Expected losses are calculated the same way, splitting into expected primary and expected excess based on the ELR for each classification and the split point. The mod is roughly the ratio of actual primary to expected primary, adjusted for excess. Primary losses drive most of the movement.
Why severity pushes the mod up even when claim count falls
Here's where the divergence matters. Suppose a contractor had 10 claims in a policy year, each costing $8,000. Total actual losses: $80,000. All 10 claims are below the split point, so all $80,000 is primary losses, dollar-for-dollar in the numerator.
Now suppose frequency falls: the same contractor has 7 claims. But severity rose, and each now costs $13,000. Total losses: $91,000. Still all primary losses. Claim count dropped 30%. Actual primary losses went up.

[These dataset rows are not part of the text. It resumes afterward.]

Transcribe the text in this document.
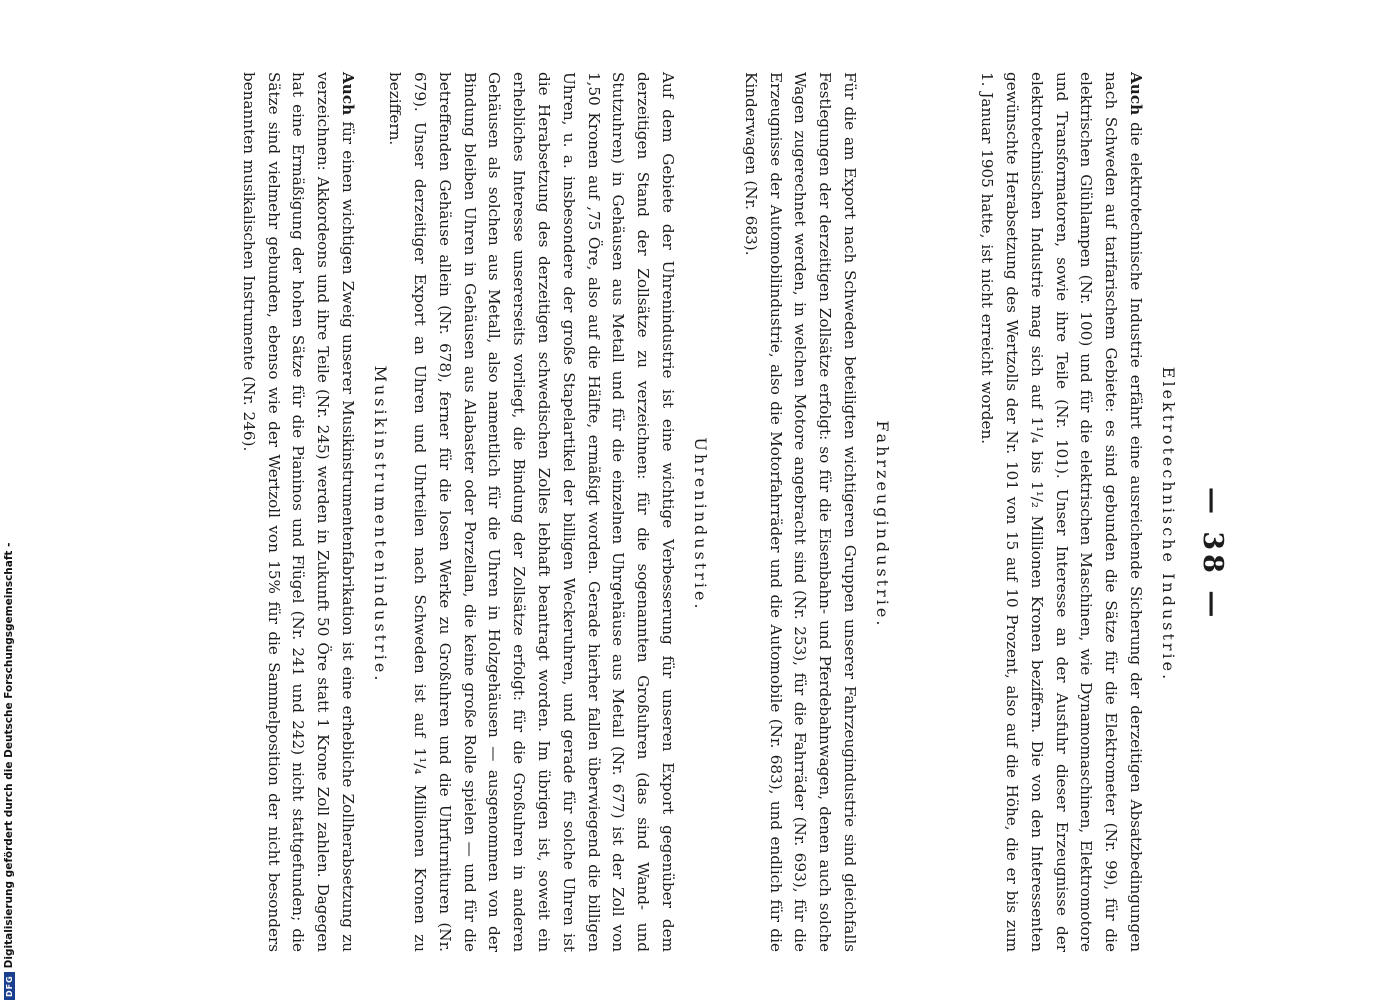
— 38 —
Elektrotechnische Industrie.
Auch die elektrotechnische Industrie erfährt eine ausreichende Sicherung der derzeitigen Absatzbedingungen nach Schweden auf tarifarischem Gebiete: es sind gebunden die Sätze für die Elektrometer (Nr. 99), für die elektrischen Glühlampen (Nr. 100) und für die elektrischen Maschinen, wie Dynamomaschinen, Elektromotore und Transformatoren, sowie ihre Teile (Nr. 101). Unser Interesse an der Ausfuhr dieser Erzeugnisse der elektrotechnischen Industrie mag sich auf 1¹/₄ bis 1¹/₂ Millionen Kronen beziffern. Die von den Interessenten gewünschte Herabsetzung des Wertzolls der Nr. 101 von 15 auf 10 Prozent, also auf die Höhe, die er bis zum 1. Januar 1905 hatte, ist nicht erreicht worden.
Fahrzeugindustrie.
Für die am Export nach Schweden beteiligten wichtigeren Gruppen unserer Fahrzeugindustrie sind gleichfalls Festlegungen der derzeitigen Zollsätze erfolgt: so für die Eisenbahn- und Pferdebahnwagen, denen auch solche Wagen zugerechnet werden, in welchen Motore angebracht sind (Nr. 253), für die Fahrräder (Nr. 693), für die Erzeugnisse der Automobilindustrie, also die Motorfahrräder und die Automobile (Nr. 683), und endlich für die Kinderwagen (Nr. 683).
Uhrenindustrie.
Auf dem Gebiete der Uhrenindustrie ist eine wichtige Verbesserung für unseren Export gegenüber dem derzeitigen Stand der Zollsätze zu verzeichnen: für die sogenannten Großuhren (das sind Wand- und Stutzuhren) in Gehäusen aus Metall und für die einzelnen Uhrgehäuse aus Metall (Nr. 677) ist der Zoll von 1,50 Kronen auf ,75 Öre, also auf die Hälfte, ermäßigt worden. Gerade hierher fallen überwiegend die billigen Uhren, u. a. insbesondere der große Stapelartikel der billigen Weckeruhren, und gerade für solche Uhren ist die Herabsetzung des derzeitigen schwedischen Zolles lebhaft beantragt worden. Im übrigen ist, soweit ein erhebliches Interesse unsererseits vorliegt, die Bindung der Zollsätze erfolgt: für die Großuhren in anderen Gehäusen als solchen aus Metall, also namentlich für die Uhren in Holzgehäusen — ausgenommen von der Bindung bleiben Uhren in Gehäusen aus Alabaster oder Porzellan, die keine große Rolle spielen — und für die betreffenden Gehäuse allein (Nr. 678), ferner für die losen Werke zu Großuhren und die Uhrfurnituren (Nr. 679). Unser derzeitiger Export an Uhren und Uhrteilen nach Schweden ist auf 1¹/₄ Millionen Kronen zu beziffern.
Musikinstrumentenindustrie.
Auch für einen wichtigen Zweig unserer Musikinstrumentenfabrikation ist eine erhebliche Zollherabsetzung zu verzeichnen: Akkordeons und ihre Teile (Nr. 245) werden in Zukunft 50 Öre statt 1 Krone Zoll zahlen. Dagegen hat eine Ermäßigung der hohen Sätze für die Pianinos und Flügel (Nr. 241 und 242) nicht stattgefunden; die Sätze sind vielmehr gebunden, ebenso wie der Wertzoll von 15% für die Sammelposition der nicht besonders benannten musikalischen Instrumente (Nr. 246).
DFGDigitalisierung gefördert durch die Deutsche Forschungsgemeinschaft -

The mod formula compares actual primary losses to expected primary losses for that contractor's payroll and classifications. If expected primary losses fell with the industry frequency trend but actual primary losses rose because of severity, the ratio moves in the wrong direction. Fewer claims, worse mod.
It gets more complicated when claims cross the split point. A claim that previously cost $14,000, all primary, now costs $22,000 because severity rose. Primary losses: $17,500 (capped at split). Excess losses: $4,500, discounted by the D ratio. The claim's contribution to actual primary losses rose from $14,000 to $17,500. Expected primary losses for that classification may have fallen as ELRs adjusted to the industry's declining frequency trend. The ratio worsens even though the contractor had fewer total claims.
The reserve timing problem
Open reserves make this worse. A severe claim that remains open at 18 months, which is more common with high-severity cases, sits on the worksheet at the carrier's estimated final cost, not the amount paid to date. If severity is running 4% above historical expectations, carriers are setting reserves on open cases to reflect that. Those reserves inflate actual losses on the worksheet before the claim is even closed.
In our reviews of Southeast contractor worksheets, the most common pattern for contractors who expected their mod to fall and it didn't is exactly this: fewer claims, but one or two open claims with reserves set above what the current treatment trajectory would justify. The claim count is down. The reserved cost on the remaining open claims is up, and the mod reflects it.
The ELR timing mismatch
There's a secondary mechanic worth knowing. NCCI updates Expected Loss Rates periodically based on industry claim experience. When frequency has been declining at 3 to 4% per year for years, ELRs adjust downward to reflect that lower expected claim frequency. Lower expected primary losses in the denominator means a contractor needs fewer actual primary losses to maintain the same mod.
When frequency then slows to 2%, as it did in 2025, ELRs may have been set anticipating continued rapid frequency improvement that didn't fully materialize. The expected losses assume a lower claim rate than what actually occurred. That timing mismatch can show up in the mod before NCCI recalibrates.
What an audit would check
An audit examines open reserves on claims in the experience period against the specific injury, treatment history, and current prognosis, rather than a trend-indexed estimate set at claim inception and never updated. It checks whether any claims have closed below their reserved amount, creating favorable development that isn't yet reflected on the current worksheet. When frequency falls and severity rises, the audit focus shifts from claim count to the accuracy of what each remaining claim is carrying, and to whether the ELRs applied to the worksheet match the current published NCCI rates for each classification and state. Both inputs matter when the two trends are moving in opposite directions.